28 ŞUBAT MEDYANIN DARBESİYDİ

 

-O dönem bir komutan da 'Vatansız Akılsızlar' demişti. Dindarlar bu ülkenin insanı değilmiş gibi görünmesi gibi bir durum vardı. 28 Şubat postmodern darbesine baktığınızda ne düşünüyorsunuz?

 

-Akşam altıdan gece yarısına kadar televizyon ekranlarında Müslümanalra sövmeye başlıyorlardı. Karikatürize edebilecekleri insanları kullanarak dindarlara, yerli ve milli olana sövüyorlardı. Asker daha geri plandaydı. 28 Şubat medyanın darbesiydi. Aydın Doğan'ı kraldan çok kralcıydı. Bu ülkede hukuk, iktisat, ekonomi onların elindeydi. Onlarla zıtlaşamazsın, karşına alamazsın! Doğanlar, Sabancılar, Koçları… Dünyadaki birilerinin taşeronları. Onların vesayeti arkasında asker bir kobaydı. Bu insanlar milli ve yerli olsaydı bu 'namlular' bize mi yoksa onlara mı doğrultulmalıydı?

 

-Türkiye'de bir irtica korkusu yaratılarak, size terör örgütü imajı verip '28 Şubat post modern darbesinde böyle bir şey de vardı?' diye mi yapıldı size bu? Medyada bir kılıf olarak kullanmak için mi sizin ve arkadaşlarınıza bunun yapıldığını düşünüyorsunuz?

 

-Faşist zihniyetlerin taktiğinin şu olduğuna inanıyorum. Korkut, sindir, sevdir! Sizi medyada göstererek sadece algı değildi, korkuları da gerçekti. Ama bizi toplumda 'Bunlar bomba attı, bu cesareti nereden aldılar, polise saldırdılar, bu cesareti nereden gösteriyorlar? Mahkeme neden böyle davranıyorlar göstererek Bomba attılar, a mahkeme şöyle davrandılar körüklemek için yapılan bir şeydi. 28 Şubat postmodern darbesinde sadece psikolojik harp taktiği değildi. Korkuları da gerçek bir korkuydu bence. Korkuyu da körüklemek için yapılan bir şeydi bu.

 

-Cezaevinden çıktınız. 'Gençlerde 28 Şubat'ı bilmiyor' diyorsunuz. Peki, sizce 28 Şubat bitti mi?

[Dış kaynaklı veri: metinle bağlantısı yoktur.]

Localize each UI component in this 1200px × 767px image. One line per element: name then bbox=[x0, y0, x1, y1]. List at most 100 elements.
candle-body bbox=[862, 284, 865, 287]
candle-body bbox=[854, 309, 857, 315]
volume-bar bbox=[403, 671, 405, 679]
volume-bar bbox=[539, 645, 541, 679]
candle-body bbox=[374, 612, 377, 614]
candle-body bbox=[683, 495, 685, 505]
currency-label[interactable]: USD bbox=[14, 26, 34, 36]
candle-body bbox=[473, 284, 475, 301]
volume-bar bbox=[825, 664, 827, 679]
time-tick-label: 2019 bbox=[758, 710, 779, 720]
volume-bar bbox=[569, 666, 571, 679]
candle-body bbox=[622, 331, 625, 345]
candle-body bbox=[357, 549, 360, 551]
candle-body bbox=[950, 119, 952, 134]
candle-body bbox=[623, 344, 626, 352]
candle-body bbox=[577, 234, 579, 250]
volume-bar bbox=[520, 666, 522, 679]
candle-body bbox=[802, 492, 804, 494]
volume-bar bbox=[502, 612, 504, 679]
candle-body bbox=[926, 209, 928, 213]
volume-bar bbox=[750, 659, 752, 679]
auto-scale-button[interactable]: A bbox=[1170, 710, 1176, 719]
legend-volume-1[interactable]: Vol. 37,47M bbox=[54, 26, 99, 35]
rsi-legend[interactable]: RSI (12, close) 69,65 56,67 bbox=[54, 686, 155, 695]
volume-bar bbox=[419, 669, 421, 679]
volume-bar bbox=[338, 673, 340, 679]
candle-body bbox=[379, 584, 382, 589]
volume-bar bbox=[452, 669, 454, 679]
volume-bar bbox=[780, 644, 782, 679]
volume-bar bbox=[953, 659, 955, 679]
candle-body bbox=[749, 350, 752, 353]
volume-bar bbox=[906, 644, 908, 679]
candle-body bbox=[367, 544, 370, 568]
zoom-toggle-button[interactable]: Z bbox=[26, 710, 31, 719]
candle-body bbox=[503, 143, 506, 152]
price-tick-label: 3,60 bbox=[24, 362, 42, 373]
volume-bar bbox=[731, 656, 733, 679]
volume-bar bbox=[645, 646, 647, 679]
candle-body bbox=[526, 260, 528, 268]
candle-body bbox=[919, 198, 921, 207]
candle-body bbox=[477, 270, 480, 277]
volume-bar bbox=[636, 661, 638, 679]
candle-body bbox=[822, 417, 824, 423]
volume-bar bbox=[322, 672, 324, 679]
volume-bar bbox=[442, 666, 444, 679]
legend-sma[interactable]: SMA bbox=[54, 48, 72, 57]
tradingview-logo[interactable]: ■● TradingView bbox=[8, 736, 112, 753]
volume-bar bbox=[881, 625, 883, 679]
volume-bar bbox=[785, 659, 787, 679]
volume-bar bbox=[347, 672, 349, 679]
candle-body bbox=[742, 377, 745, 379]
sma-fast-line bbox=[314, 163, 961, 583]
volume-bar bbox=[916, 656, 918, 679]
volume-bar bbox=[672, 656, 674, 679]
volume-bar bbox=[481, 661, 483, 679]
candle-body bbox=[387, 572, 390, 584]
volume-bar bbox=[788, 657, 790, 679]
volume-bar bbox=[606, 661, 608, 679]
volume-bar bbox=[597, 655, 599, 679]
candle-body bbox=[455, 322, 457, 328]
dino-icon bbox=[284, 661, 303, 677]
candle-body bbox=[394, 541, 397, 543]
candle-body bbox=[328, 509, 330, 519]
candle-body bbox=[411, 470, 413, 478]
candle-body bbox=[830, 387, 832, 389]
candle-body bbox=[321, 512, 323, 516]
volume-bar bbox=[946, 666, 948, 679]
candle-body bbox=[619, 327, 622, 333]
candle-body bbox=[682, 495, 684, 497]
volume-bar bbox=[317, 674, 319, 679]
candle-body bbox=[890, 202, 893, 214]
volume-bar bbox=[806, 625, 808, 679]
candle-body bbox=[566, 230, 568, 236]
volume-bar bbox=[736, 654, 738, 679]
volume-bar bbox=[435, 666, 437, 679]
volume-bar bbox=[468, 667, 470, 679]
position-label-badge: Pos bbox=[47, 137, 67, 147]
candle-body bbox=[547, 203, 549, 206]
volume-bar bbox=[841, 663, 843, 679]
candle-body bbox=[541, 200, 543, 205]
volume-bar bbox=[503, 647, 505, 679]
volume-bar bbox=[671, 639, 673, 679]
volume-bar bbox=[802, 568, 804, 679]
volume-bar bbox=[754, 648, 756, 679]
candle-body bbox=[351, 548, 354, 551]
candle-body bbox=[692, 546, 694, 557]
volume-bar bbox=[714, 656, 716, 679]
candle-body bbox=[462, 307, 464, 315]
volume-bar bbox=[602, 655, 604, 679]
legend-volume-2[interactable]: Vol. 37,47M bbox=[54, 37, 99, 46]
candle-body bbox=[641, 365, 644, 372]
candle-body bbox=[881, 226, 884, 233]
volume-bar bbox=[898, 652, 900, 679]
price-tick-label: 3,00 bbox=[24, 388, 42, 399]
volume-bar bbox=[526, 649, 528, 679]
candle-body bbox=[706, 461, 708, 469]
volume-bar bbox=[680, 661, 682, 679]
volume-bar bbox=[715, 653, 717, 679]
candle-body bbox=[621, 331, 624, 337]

-Bitmedi. Suretler değişti, şekiller değişti, kılık kıyafet değişti ama zihniyet bitmedi. İdeolojik olarak devam ediyor. Medya bu algı üzerine oynuyor. Bizim döneme bakarak söylüyorum, sulandırıyorlar, eskisi gibi keskin bir duruş yok. İnsanda şuur olmadıktan sonra geriye bir şey kalmıyor. bir şey de olmuyor. Ne kadar şuuru varsa o kadar belli bir duruşu oluyor. Onu alırsanız ondan geriye bir şey kalmıyor. Şu an duruş 28 Şubat zihniyetine sahip olanlarda daha iyi durumda.

 

"ASKERE GİDİP ÖLEBİLİRSİN AMA BAŞÖRTÜLÜ ANNENİ KIŞLAYA SOKAMAZSIN"

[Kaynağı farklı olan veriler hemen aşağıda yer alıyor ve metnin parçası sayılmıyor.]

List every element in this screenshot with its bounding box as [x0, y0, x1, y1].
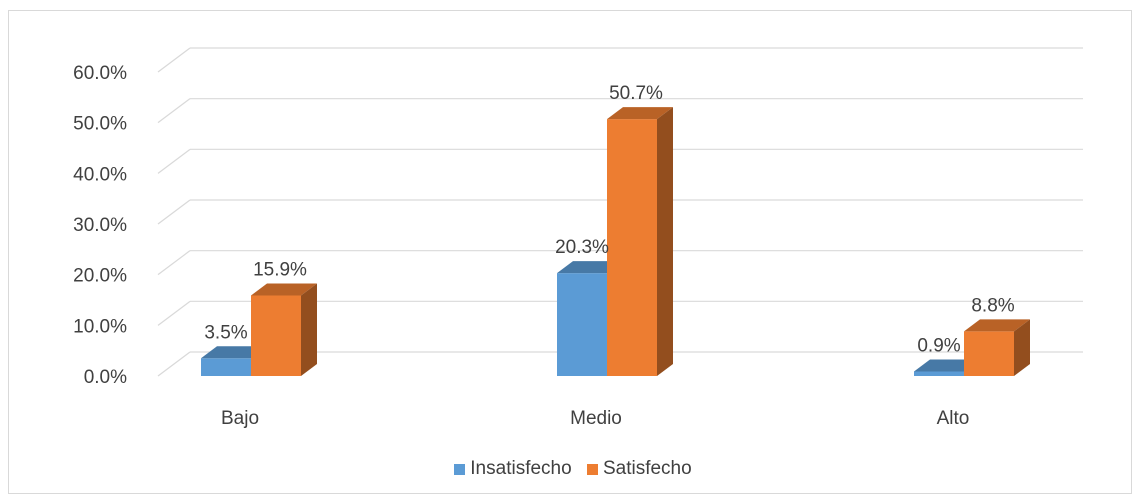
- y-tick-label: 0.0%: [84, 367, 127, 388]
- data-label: 20.3%: [555, 237, 609, 258]
- gridline-side: [157, 250, 191, 276]
- gridline-side: [157, 148, 191, 174]
- x-tick-label: Medio: [570, 408, 622, 429]
- x-axis: Bajo Medio Alto: [221, 408, 969, 429]
- gridline-side: [157, 300, 191, 326]
- legend-swatch-insatisfecho: [454, 463, 466, 475]
- data-label: 0.9%: [917, 335, 960, 356]
- legend-swatch-satisfecho: [586, 463, 598, 475]
- bar-satisfecho-alto: [964, 319, 1030, 376]
- gridline-side: [157, 98, 191, 124]
- bars: [201, 107, 1030, 377]
- data-label: 8.8%: [971, 295, 1014, 316]
- data-label: 15.9%: [253, 259, 307, 280]
- y-tick-label: 10.0%: [73, 316, 127, 337]
- chart-frame: [8, 10, 1132, 494]
- y-tick-label: 40.0%: [73, 164, 127, 185]
- y-tick-label: 20.0%: [73, 266, 127, 287]
- y-tick-label: 30.0%: [73, 215, 127, 236]
- y-tick-label: 60.0%: [73, 63, 127, 84]
- legend-item-insatisfecho: Insatisfecho: [454, 458, 572, 480]
- y-axis: 0.0% 10.0% 20.0% 30.0% 40.0% 50.0% 60.0%: [73, 63, 127, 388]
- gridline-side: [157, 47, 191, 73]
- bar-satisfecho-medio: [607, 107, 673, 377]
- legend-label-insatisfecho: Insatisfecho: [470, 458, 572, 479]
- legend-item-satisfecho: Satisfecho: [586, 458, 692, 480]
- legend: Insatisfecho Satisfecho: [0, 458, 1146, 481]
- gridline-side: [157, 199, 191, 225]
- x-tick-label: Bajo: [221, 408, 259, 429]
- data-labels: 3.5% 15.9% 20.3% 50.7% 0.9% 8.8%: [204, 83, 1014, 356]
- y-tick-label: 50.0%: [73, 114, 127, 135]
- bar-satisfecho-bajo: [251, 283, 317, 376]
- legend-label-satisfecho: Satisfecho: [602, 458, 692, 479]
- data-label: 50.7%: [609, 83, 663, 104]
- gridline-side: [157, 351, 191, 377]
- x-tick-label: Alto: [937, 408, 970, 429]
- data-label: 3.5%: [204, 322, 247, 343]
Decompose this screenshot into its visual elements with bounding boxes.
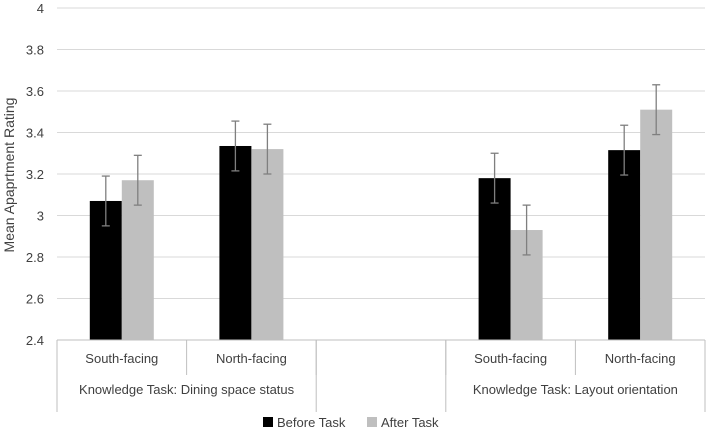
legend-swatch [263, 417, 273, 427]
y-tick-label: 3.6 [26, 84, 44, 99]
y-tick-label: 4 [37, 1, 44, 16]
bar [608, 150, 641, 340]
legend-label: Before Task [277, 415, 346, 430]
y-tick-label: 2.4 [26, 333, 44, 348]
group-label: Knowledge Task: Dining space status [79, 382, 295, 397]
legend-label: After Task [381, 415, 439, 430]
gridlines [57, 7, 705, 341]
bar [219, 145, 252, 340]
x-tick-label: South-facing [85, 351, 158, 366]
error-bars [101, 84, 661, 256]
x-tick-label: North-facing [216, 351, 287, 366]
y-axis-ticks: 2.4 2.6 2.8 3 3.2 3.4 3.6 3.8 4 [26, 1, 44, 348]
legend-swatch [367, 417, 377, 427]
legend: Before Task After Task [263, 415, 439, 430]
y-tick-label: 3 [37, 209, 44, 224]
y-tick-label: 2.8 [26, 250, 44, 265]
y-tick-label: 3.8 [26, 43, 44, 58]
x-axis: South-facing North-facing South-facing Nort… [56, 339, 706, 412]
bar [640, 109, 673, 340]
y-axis-label: Mean Apaprtment Rating [1, 98, 17, 253]
bars [89, 109, 673, 340]
y-tick-label: 2.6 [26, 292, 44, 307]
bar [121, 180, 154, 340]
group-label: Knowledge Task: Layout orientation [473, 382, 678, 397]
y-tick-label: 3.2 [26, 167, 44, 182]
y-tick-label: 3.4 [26, 126, 44, 141]
bar [478, 178, 511, 340]
x-tick-label: South-facing [474, 351, 547, 366]
x-tick-label: North-facing [605, 351, 676, 366]
bar [251, 149, 284, 340]
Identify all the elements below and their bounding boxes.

"15 Temmuz ile FETÖ bitti, en azından milletin boğazına sarılan el bitti. Resmen gırtlağını sıkıyorlardı. 'Tanrı'mıza hamdolsun!' demeyip 'Allah'ımıza hamdolsun!' dediği için insanları haşata çevirdiklerini biliyorum. Askere gidip ölebilirsin ama anneni başörtülü kışlaya sokamazsın. Öyle bir dönemdi. Okullarda sürekli başörtülü kızlarımız aşağılandı, örümcek kafa, gerici, yobaz, bağnaz dendi. Televizyon kanallarını açtığında da öyleydi. Bilmem nerede Tekbir getirmiş. Cezaevinde mektup yazmış. Cezaevi yönetimi mektupta Allah-u Ekber'i karalıyordu. Cezaevine ziyarete gelen ailemden başörtülüler başlarını açmaları isteniyordu."

 

15 TEMMUZ BAŞARILI OLSAYDI, FETÖ BİZİ CEZAEVİNDE BOĞAZLARDI

"Cezaevinde 15 Temmuz darbe girişimi, "Abi kalkışmadan bahsediliyor!" dedi. FETÖ olarak düşünmedim, Kemalizm'in bir çırpınışı olarak düşündüm. İki saatten sonra TRT'nin bir kanalından sabaha kadar izledik. FETÖ başarılı olsaydı, cezaevindeki birçok kişi öldürülürdü. Bir ara F Tipi Odadaki diğer arkadaş seslendi, "Abi, Halil Kantarcı şehit oldu!" dedi, Bende dedim ki "Ona şehitlik yakışır!" Çok samimi bir çocuktu; vatanını seven, inancında, milli duyguları olan, şuurlu, bilinçli kendisini donatan ve hisli duygulu bir çocuktu. 15 Temmuz darbe girişimi öğrendiğimde aslında sevindim çünkü başaramayacaklarını biliyordum. 28 Şubat postmodern darbesi FETÖ'ye yaradı, ama 15 Temmuz darbe girişimi FETÖ'nün bitmesine neden oldu. 28 Şubat'ta gerçek dindarlar zulüm çekti.